Had this crazy experience yesterday at the mall where some lady asked if she could pet the dogs. People ask us all the time so I just said, “no.” All the dogs are working so it’s my go to answer. And they walked away. No big deal right? This lady went out of her way to come back with her child and yell at us for saying “no” and for not saying, “nO iM sOrRy ThEy’Re TrAiNiNg.” And we should “have a sign or something.” You mean the 20 patches on my dog that say don’t pet? 🙃 Entitlement these days is real. They even got mall security because we said they couldn’t pet the working dogs. 🙃😂 Security said that the lady was crying 😂 So much harassment for just saying no. This video is public and is shareable. There was no common sense here.

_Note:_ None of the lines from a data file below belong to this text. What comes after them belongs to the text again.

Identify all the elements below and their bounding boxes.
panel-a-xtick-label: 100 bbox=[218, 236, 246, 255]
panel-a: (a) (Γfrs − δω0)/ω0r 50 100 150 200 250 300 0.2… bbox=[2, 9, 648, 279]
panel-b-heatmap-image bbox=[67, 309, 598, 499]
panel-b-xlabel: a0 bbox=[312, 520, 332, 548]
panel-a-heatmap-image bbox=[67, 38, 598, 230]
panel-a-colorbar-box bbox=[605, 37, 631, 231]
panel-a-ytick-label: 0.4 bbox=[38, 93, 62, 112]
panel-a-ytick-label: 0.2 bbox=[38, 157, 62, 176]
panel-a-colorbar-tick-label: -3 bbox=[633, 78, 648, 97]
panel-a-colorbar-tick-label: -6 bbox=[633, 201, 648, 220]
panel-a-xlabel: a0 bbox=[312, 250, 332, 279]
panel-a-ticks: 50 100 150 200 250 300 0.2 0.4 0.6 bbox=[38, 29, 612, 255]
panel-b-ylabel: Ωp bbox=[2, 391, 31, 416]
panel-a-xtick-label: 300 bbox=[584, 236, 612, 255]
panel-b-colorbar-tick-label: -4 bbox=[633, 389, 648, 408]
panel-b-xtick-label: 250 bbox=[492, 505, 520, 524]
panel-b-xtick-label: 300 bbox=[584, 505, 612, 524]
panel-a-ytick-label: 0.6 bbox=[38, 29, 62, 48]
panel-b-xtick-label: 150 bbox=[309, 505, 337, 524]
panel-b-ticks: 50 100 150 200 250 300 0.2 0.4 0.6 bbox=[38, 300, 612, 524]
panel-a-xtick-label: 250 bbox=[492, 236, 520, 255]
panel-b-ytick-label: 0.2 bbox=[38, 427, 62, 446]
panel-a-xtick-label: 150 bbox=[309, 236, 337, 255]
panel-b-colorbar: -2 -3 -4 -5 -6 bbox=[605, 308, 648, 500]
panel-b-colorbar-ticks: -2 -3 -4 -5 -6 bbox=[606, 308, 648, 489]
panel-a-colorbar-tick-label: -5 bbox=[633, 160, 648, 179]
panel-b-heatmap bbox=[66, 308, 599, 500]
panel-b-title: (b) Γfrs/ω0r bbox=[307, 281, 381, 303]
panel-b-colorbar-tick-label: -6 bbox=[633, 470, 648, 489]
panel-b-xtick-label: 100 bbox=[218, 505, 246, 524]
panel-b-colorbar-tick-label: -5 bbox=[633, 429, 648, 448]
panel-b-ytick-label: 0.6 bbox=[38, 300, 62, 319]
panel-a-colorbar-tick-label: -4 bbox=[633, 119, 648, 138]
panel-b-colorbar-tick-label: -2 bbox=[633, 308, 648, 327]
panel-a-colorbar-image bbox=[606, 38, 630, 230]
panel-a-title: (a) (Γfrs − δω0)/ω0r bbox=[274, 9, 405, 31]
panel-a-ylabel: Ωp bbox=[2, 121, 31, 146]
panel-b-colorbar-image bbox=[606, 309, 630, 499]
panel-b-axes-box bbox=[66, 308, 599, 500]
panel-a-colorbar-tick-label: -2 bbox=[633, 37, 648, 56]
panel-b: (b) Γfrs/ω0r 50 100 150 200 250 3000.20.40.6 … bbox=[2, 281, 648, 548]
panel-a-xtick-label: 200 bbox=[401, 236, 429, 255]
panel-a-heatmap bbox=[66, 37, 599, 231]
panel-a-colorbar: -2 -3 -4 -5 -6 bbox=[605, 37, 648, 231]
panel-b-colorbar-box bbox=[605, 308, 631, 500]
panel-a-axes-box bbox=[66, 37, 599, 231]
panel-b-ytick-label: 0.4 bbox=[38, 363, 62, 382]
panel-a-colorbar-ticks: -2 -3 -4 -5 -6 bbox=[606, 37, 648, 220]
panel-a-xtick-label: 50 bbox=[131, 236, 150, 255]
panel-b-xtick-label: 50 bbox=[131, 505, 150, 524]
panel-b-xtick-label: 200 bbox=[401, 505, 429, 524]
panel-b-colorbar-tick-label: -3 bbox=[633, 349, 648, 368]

Posted by ML Leigh on Thursday, December 20, 2018

facebook.comSource: 

The group were on a meet-up at the mall, getting to know each other as fellow service dog handlers. One of the group, Ciarán Williamson, couldn’t understand why being told ‘no’ upset the mom quite as it did, and after being confronted by the mall security that she called on them, decided that enough was enough and went home. Ciarán gave his perspective on being a service dog handler to Bored Panda. “I don’t necessarily mind being asked to pet my dog, though usually, I have to tell people no,” he told us. “I don’t really get upset by having to do this unless it’s a particularly stressful day or environment and I’m having trouble doing what I’ve set out to do in the first place.”

Image credits: ML Leigh

“I’d rather people ask than just lean in and try to grab her, which happens every day… but I don’t always have the energy to explain what she’s doing or why she can’t be petted. I’m autistic and sometimes just can’t speak very efficiently at all so I can’t explain even if I wanted to. I might shake my head no, or indicate in some other short way not to pet her or talk to her, and I just want to have that respected. People also often take pictures of us without asking and that makes me really super uncomfortable, I don’t want people to do that at all.”

“I guess I just don’t want people to assume I am able to divert my attention to interact with them how they want me to, and that if someone has a service dog in the first place it means they’re disabled and probably having a hard time already. Using judgment about whether it’s appropriate to ask to pet helps (does the dog already have a vest on that says not to pet? Is it really loud and busy and chaotic of an atmosphere? Does the service dog handler look uncomfortable or distracted?) I have let people pet her, but in really specific situations where I can focus on making sure I keep her attention and I know I won’t need her to work for me at that moment.”

Image Credits: Ciarán Williamson

“Unfortunately I feel like people don’t consider me at all when they ask to interact with my service dog the majority of the time. Usually people just lean in and talk to her or try to pet her without even acknowledging me… They also often just assume I’m rude instead of something out of my control (like I can’t hear them, which happens a lot in overstimulating environments). I am concerned about people continuing to do these things because it’s really common.”

facebook.comSource: 

“My dog Clover is doing very well in training though, she has a Facebook page I started for her recently so people could see her and ask me questions about her and stuff there if they’re curious. I like talking about my service dog, just not necessarily when I’m trying to go grocery shopping! She deals well with strangers approaching but she is a very friendly and outgoing dog that enjoys people so attention from other people can be a big distraction for her and it’s something we have to work on all the time. I don’t think people consider that when they get upset about not being allowed to pet her.”